Thanks for the compliment. I use a comb. Also you are correct you need to be an octopus to hold all of this together and then put paint on. I use vise grips to hold the jig, then on top of that vise grips to hold the comb. In one hand a heat gun and the other hand powder paint. Yes it gets very tricky. But it does work. I wouldn't want to do a thousand of these though.



Downriver Tackle said:


> I have a buddy that gets pretty descent detail with powder paint, but he has 3 different size guns. One is small for stripes and spots and still electrostatic. I know that the electrostatic feature can make a HUGE difference. It locks those particles where you spray them and you get much finer detail and almost no overspray look.
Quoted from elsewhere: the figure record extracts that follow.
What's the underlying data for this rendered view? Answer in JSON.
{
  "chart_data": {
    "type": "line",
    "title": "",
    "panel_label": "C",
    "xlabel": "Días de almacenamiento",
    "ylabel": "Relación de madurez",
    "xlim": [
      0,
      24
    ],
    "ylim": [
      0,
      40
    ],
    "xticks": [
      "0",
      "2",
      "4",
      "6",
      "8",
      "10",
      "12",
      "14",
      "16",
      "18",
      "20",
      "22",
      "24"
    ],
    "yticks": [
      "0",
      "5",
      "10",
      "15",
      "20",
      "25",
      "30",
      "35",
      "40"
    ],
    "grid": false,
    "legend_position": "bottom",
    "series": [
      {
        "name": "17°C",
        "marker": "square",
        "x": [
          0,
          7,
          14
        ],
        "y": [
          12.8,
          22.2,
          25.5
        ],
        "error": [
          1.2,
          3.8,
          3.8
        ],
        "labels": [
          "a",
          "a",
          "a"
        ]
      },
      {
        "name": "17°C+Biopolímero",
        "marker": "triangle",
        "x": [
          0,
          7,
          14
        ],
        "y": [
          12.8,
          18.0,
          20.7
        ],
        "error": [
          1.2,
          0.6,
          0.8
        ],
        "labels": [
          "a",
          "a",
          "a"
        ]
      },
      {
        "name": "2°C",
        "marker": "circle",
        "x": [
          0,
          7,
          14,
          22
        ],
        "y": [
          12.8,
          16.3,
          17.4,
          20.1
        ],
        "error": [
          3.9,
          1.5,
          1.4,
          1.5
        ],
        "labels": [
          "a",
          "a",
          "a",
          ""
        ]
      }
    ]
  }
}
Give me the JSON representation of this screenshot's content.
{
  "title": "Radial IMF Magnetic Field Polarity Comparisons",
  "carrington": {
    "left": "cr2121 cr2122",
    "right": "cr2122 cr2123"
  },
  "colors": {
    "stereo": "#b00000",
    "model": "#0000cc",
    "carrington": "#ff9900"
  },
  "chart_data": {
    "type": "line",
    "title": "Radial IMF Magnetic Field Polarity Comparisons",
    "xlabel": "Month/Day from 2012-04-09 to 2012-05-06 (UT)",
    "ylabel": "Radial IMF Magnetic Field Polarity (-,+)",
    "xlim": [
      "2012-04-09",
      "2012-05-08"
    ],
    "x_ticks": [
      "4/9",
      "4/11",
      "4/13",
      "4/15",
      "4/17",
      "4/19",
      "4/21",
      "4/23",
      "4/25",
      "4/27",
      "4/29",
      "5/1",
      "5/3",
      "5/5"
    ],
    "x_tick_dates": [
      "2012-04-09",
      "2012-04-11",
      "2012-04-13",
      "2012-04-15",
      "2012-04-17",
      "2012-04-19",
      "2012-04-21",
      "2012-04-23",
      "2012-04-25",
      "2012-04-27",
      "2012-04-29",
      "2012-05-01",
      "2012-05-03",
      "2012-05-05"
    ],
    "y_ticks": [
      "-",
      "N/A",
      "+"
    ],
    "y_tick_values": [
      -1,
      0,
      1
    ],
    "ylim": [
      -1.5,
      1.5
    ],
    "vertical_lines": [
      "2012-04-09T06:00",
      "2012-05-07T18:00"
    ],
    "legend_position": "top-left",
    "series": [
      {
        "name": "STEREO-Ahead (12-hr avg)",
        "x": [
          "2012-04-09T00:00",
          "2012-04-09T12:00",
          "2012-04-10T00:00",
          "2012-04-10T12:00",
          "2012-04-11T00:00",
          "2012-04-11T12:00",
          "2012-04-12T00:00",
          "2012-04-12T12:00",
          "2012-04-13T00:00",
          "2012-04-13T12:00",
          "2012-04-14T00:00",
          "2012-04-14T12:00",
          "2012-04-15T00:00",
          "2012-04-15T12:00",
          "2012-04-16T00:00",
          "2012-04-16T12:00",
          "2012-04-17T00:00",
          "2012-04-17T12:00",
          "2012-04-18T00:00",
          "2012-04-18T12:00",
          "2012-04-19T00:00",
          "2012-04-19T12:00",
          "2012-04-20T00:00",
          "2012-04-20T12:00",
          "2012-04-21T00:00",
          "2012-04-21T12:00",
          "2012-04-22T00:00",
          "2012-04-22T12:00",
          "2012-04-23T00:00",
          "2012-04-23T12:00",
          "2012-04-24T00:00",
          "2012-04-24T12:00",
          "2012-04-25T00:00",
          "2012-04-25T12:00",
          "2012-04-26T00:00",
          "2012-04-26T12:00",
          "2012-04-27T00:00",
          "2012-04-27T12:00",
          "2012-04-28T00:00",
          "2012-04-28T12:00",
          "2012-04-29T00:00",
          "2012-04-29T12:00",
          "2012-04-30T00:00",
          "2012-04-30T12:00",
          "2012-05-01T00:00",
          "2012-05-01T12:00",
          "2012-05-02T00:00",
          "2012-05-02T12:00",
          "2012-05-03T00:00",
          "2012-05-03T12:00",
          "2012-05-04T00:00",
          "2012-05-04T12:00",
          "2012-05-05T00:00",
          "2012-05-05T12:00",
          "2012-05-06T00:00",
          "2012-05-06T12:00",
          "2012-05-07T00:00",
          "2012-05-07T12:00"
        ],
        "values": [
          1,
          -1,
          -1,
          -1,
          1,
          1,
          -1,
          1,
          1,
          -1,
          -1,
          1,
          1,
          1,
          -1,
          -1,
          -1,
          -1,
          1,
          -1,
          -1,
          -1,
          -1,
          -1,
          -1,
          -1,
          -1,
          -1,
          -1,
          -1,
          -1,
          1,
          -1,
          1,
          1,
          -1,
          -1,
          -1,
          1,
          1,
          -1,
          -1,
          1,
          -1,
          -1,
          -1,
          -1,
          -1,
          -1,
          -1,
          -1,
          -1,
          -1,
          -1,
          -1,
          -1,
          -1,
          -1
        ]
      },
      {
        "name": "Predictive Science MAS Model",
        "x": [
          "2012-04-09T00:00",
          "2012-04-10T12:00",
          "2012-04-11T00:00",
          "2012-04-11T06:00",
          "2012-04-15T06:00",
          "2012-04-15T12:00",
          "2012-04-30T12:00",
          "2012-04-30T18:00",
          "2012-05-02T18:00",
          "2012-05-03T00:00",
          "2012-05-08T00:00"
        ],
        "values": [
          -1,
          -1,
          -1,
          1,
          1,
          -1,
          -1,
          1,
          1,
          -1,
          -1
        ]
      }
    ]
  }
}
You are absolutely correct. We have an electrostatic system at work, but that is for bigger items. The electrical charge does draw the powder to the piece and hold it there until it goes into the oven. The only drawback to that is that it wastes a lot of powder. But the process its really neat. I would like to get a really small version of that for the home.


----------



## All Eyes (Jul 28, 2004)

Those look great Cadman! I have powder coated some of my blades but found that the added thickness takes something away from the action. Even when I dusted them with a brush as you suggested it seems like they don't vibrate quite as well. Of course that's without using a flow bed so I'm guessing that's where my problem is. 
Using a hand file I took the color off of some of them down to bare metal (copper or brass) and the combo of powder coat colors and shiny metal coming through here and there look pretty cool.


----------



## "Big" mark the shark (Jan 21, 2010)

Man those are great it's hard to believe you can do that with powder paint.


----------



## cadman (Jan 25, 2009)

[quote="Big" mark the shark;1137605]Man those are great it's hard to believe you can do that with powder paint.[/quote]

Thanks for the compliment. I try to put out a good product. There are lot of things you can do with powder paint, however like anything else nothing is ever easy, yet it is attainable if you are persistant.


----------